After creating those protocols, she moved to Sun Valley, Idaho, and while there, did a program called “Nutrition Minute.” It aired daily for three years.
In Sun Valley, she happened to rent a home from actress Demi Moore, who started sending clients to Chace’s private nutrition practice.
“I learned so much, because my clients could afford to do all the testing that I need to really get down to the cause of their conditions,” she said.
It was there that she was able to hire a crew to help her work on an app that is aimed at helping people when they are in the grocery store pick out foods that are good for them, foods that will help fight whatever illness they might have. She has had apps created that target breast cancer, prostate cancer, heart disease and diabetes, and is looking for an investor to take the grocery-store apps to the next level.

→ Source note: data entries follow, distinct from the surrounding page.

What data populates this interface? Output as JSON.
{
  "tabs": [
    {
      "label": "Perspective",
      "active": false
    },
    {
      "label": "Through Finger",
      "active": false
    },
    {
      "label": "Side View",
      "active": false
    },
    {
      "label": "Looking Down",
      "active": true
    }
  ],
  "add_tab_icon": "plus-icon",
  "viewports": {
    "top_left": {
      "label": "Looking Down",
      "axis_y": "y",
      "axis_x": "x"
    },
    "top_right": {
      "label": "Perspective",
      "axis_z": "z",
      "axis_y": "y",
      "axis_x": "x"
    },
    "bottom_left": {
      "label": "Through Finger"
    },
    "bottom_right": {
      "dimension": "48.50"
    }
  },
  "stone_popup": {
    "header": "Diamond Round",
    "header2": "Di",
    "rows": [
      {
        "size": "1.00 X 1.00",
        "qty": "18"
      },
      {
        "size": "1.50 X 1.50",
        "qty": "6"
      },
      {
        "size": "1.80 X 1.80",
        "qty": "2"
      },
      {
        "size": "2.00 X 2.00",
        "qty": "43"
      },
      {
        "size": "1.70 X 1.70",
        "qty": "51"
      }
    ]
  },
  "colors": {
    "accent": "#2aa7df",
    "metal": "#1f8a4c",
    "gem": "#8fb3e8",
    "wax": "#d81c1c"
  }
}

“That’s what it’s all about. For me, the books, the radio show, the apps, the classes and my website are designed to help use this information right now to change the course of our own individual health,” she said.
Chace is hosting a free breast cancer nutrition class in November to show people how to get started.
By changing diet and lifestyle, she says, it is possible to change how we feel and how we function as well as reduce the risk for developing disease.
In short, change can happen now; it doesn't have to wait 30 years for protocols to make their way into health care systems.